Ebenso wenig findet sich in diesem Stand der Technik ein Hinweis auf eine gezielte Bandkonturänderung speziell im Kantenbereich durch die hinteren Gerüste. Dementsprechend fehlt auch jedweder Hinweis, in den ersten Gerüsten einer Walzstraße Bandkonturänderungen in der Bandmitte und in den hinteren Gerüsten ausschließlich im Kantenbereich vorzunehmen, um trotz flexibler Walzprogramme den hohen Anforderungen an die Konturgenauigkeit und die Planheit des Walzbandes zu entsprechen.

Aus alledem folgt, daß sich das Verfahren nach dem erteilten Patentanspruch 1 diesem Stand der Technik nicht in naheliegender Weise entnehmen läßt. Es beruht somit auf erfinderischer Tätigkeit im Sinne des Artikels 56 EPÜ und ist deshalb patentfähig.
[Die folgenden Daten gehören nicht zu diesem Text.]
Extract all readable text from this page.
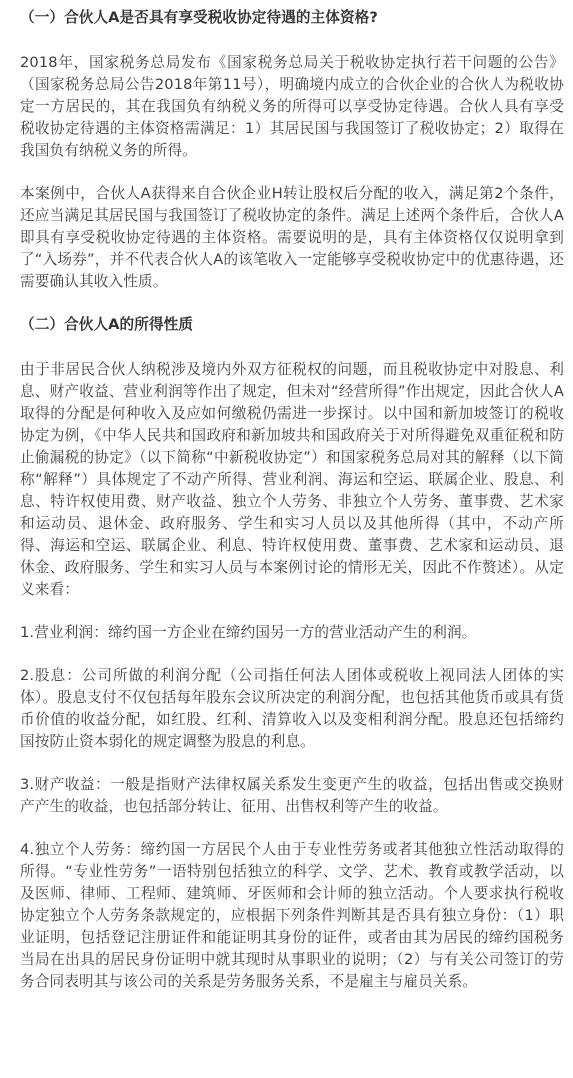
（一）合伙人A是否具有享受税收协定待遇的主体资格?

2018年，国家税务总局发布《国家税务总局关于税收协定执行若干问题的公告》（国家税务总局公告2018年第11号），明确境内成立的合伙企业的合伙人为税收协定一方居民的，其在我国负有纳税义务的所得可以享受协定待遇。合伙人具有享受税收协定待遇的主体资格需满足：1）其居民国与我国签订了税收协定；2）取得在我国负有纳税义务的所得。

本案例中，合伙人A获得来自合伙企业H转让股权后分配的收入，满足第2个条件，还应当满足其居民国与我国签订了税收协定的条件。满足上述两个条件后，合伙人A即具有享受税收协定待遇的主体资格。需要说明的是，具有主体资格仅仅说明拿到了“入场券”，并不代表合伙人A的该笔收入一定能够享受税收协定中的优惠待遇，还需要确认其收入性质。

（二）合伙人A的所得性质

由于非居民合伙人纳税涉及境内外双方征税权的问题，而且税收协定中对股息、利息、财产收益、营业利润等作出了规定，但未对“经营所得”作出规定，因此合伙人A取得的分配是何种收入及应如何缴税仍需进一步探讨。以中国和新加坡签订的税收协定为例，《中华人民共和国政府和新加坡共和国政府关于对所得避免双重征税和防止偷漏税的协定》（以下简称“中新税收协定”）和国家税务总局对其的解释（以下简称“解释”）具体规定了不动产所得、营业利润、海运和空运、联属企业、股息、利息、特许权使用费、财产收益、独立个人劳务、非独立个人劳务、董事费、艺术家和运动员、退休金、政府服务、学生和实习人员以及其他所得（其中，不动产所得、海运和空运、联属企业、利息、特许权使用费、董事费、艺术家和运动员、退休金、政府服务、学生和实习人员与本案例讨论的情形无关，因此不作赘述）。从定义来看：

1.营业利润：缔约国一方企业在缔约国另一方的营业活动产生的利润。

2.股息：公司所做的利润分配（公司指任何法人团体或税收上视同法人团体的实体）。股息支付不仅包括每年股东会议所决定的利润分配，也包括其他货币或具有货币价值的收益分配，如红股、红利、清算收入以及变相利润分配。股息还包括缔约国按防止资本弱化的规定调整为股息的利息。

3.财产收益：一般是指财产法律权属关系发生变更产生的收益，包括出售或交换财产产生的收益，也包括部分转让、征用、出售权利等产生的收益。

4.独立个人劳务：缔约国一方居民个人由于专业性劳务或者其他独立性活动取得的所得。“专业性劳务”一语特别包括独立的科学、文学、艺术、教育或教学活动，以及医师、律师、工程师、建筑师、牙医师和会计师的独立活动。个人要求执行税收协定独立个人劳务条款规定的，应根据下列条件判断其是否具有独立身份：（1）职业证明，包括登记注册证件和能证明其身份的证件，或者由其为居民的缔约国税务当局在出具的居民身份证明中就其现时从事职业的说明；（2）与有关公司签订的劳务合同表明其与该公司的关系是劳务服务关系，不是雇主与雇员关系。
6. Die geltenden Patentansprüche 2 bis 7 betreffen besondere Ausführungsarten des Verfahrens gemäß Patentanspruch 1 und werden von dessen Patentfähigkeit getragen.

ENTSCHEIDUNGSFORMEL

Aus diesen Gründen wird entschieden:

1. Die angefochtene Entscheidung wird aufgehoben.

2. Das europäische Patent wird in unveränderter Form aufrechterhalten.